One other challenge is update methodology. Should the knowledge warehouse be append only, or should old information be deleted, especially as selective pruning of vector databases can be tricky. For example, how do you treat outdated documentation? Do you delete it from the model or just append the new documentation and label it as current? On the one hand having old and new documentation allows for comparative questions to be answered, however answers to general questions based on outdated documentation could be confusing. Perhaps a more specific prompt will lessen this issue. I’ll leave the “prompt engineering debate” to another posting.

3. Embedding Generative AI as Co-pilots

The final place where organizations can quickly benefit from Generative AI is to embed it into their own products as “helpers” or “co-pilots.” Once again, this type of technology is not an original idea. Integratged Development Environments (IDEs) have provided code completion, error detection and refactoring for years, but recently GitHub Copilot took these concepts further by utilizing a large-scale machine learning model to generate swathes of code as a productivity enhancer. Now you can do something similar.

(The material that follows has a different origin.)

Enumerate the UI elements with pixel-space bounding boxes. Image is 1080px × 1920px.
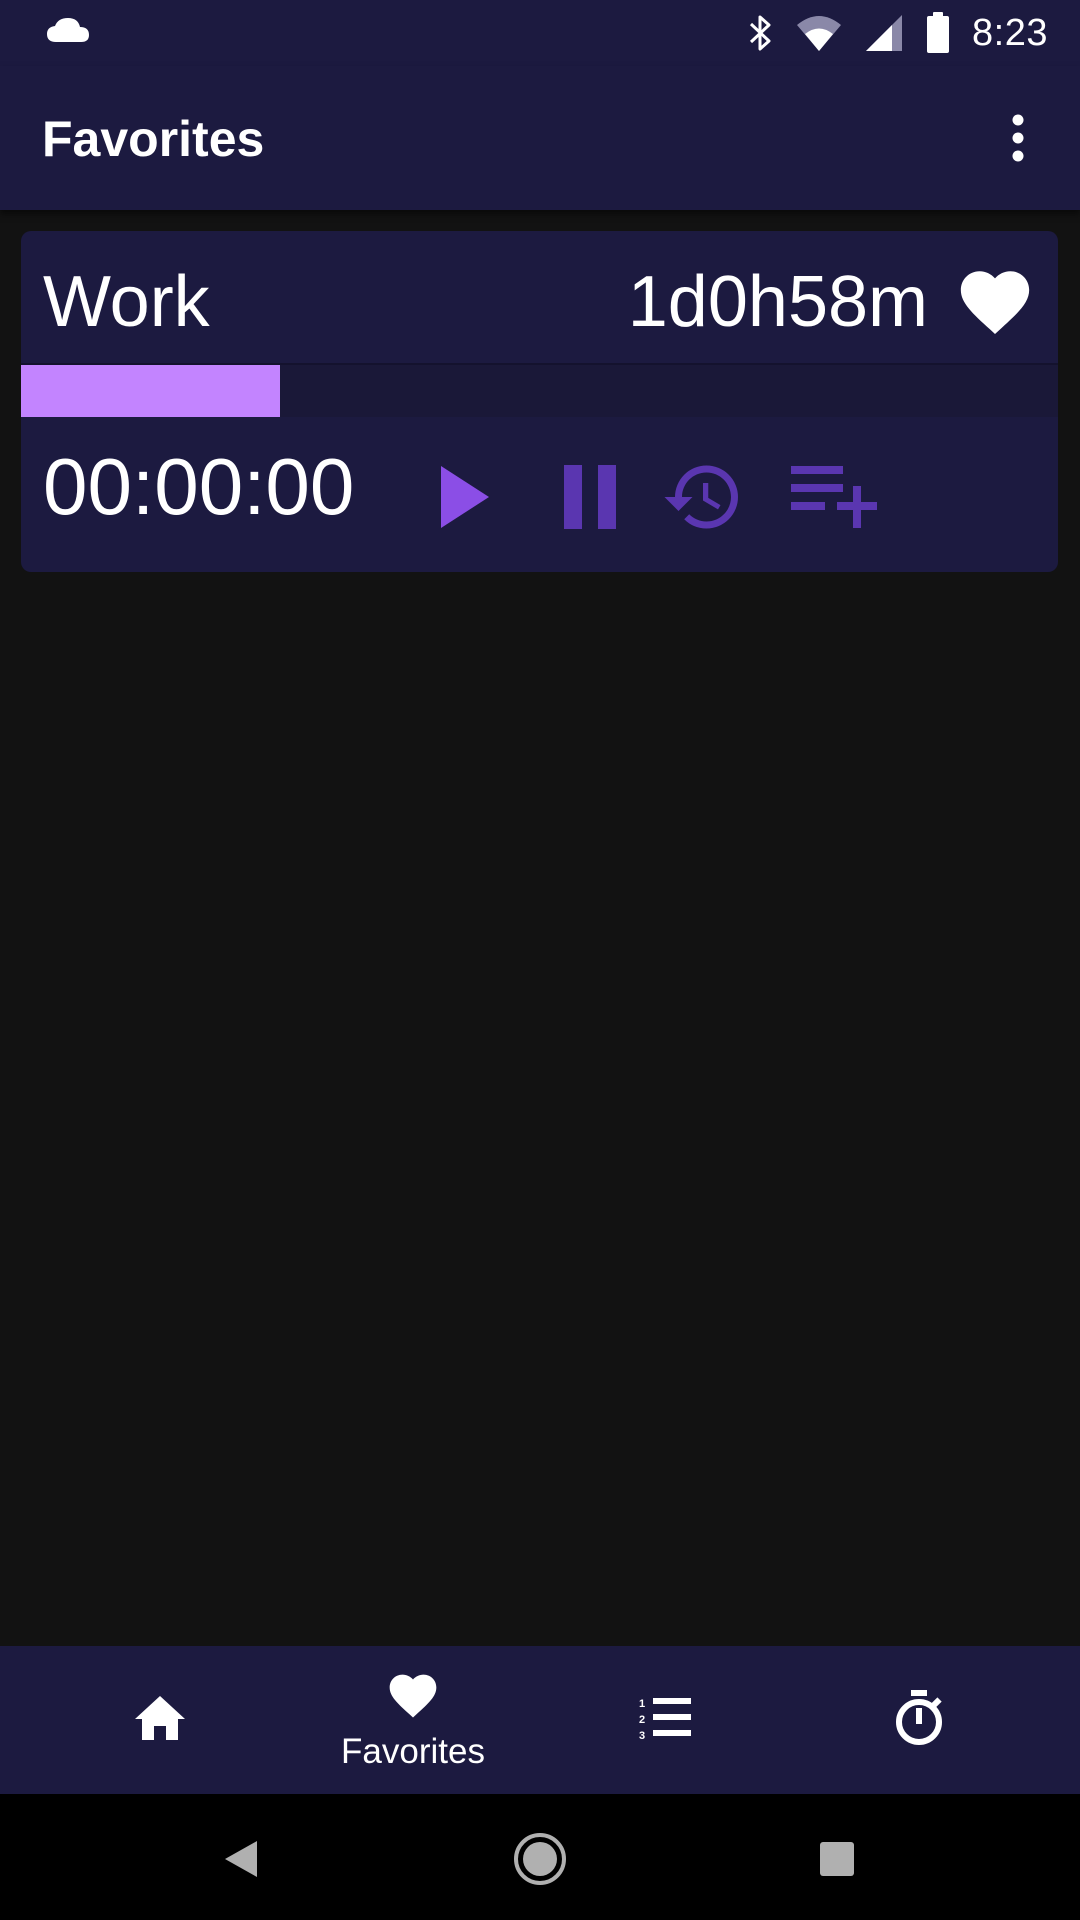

Creating a co-pilot is similar to use case #2 except you train the model on your own code base or business processes and the user interface is a more targeted kind of chatbot. For instance, a social media posting application could provide a ‘co-pilot’ to not only generate interesting posts, but also automate postings at the most optimal time.

Are Chatbots Saved?

I began this post asking the question whether OpenAI and ChatGPT will save the chatbot industry and I believe this is a resounding YES! You could argue that chatbots didn’t need saving and were doing just fine. But the counterpoint is that we’ve not seen the widespread adoption as comparable innovations in the same period. That was until now. ChatGPT has shaken the IT industry to its very foundation and sparked innovation on a scale that we’ve not seen since the invention of the microchip. Chatting with AI agents is going to be a dominate method of interacting with software in the very near future, especially as every vendor races to blend and extend Gen AI into their solutions over the coming six to twelve months.

ChatGPT is natural evolution of the initial promise of the enterprise Chatbot, but it's also so much more.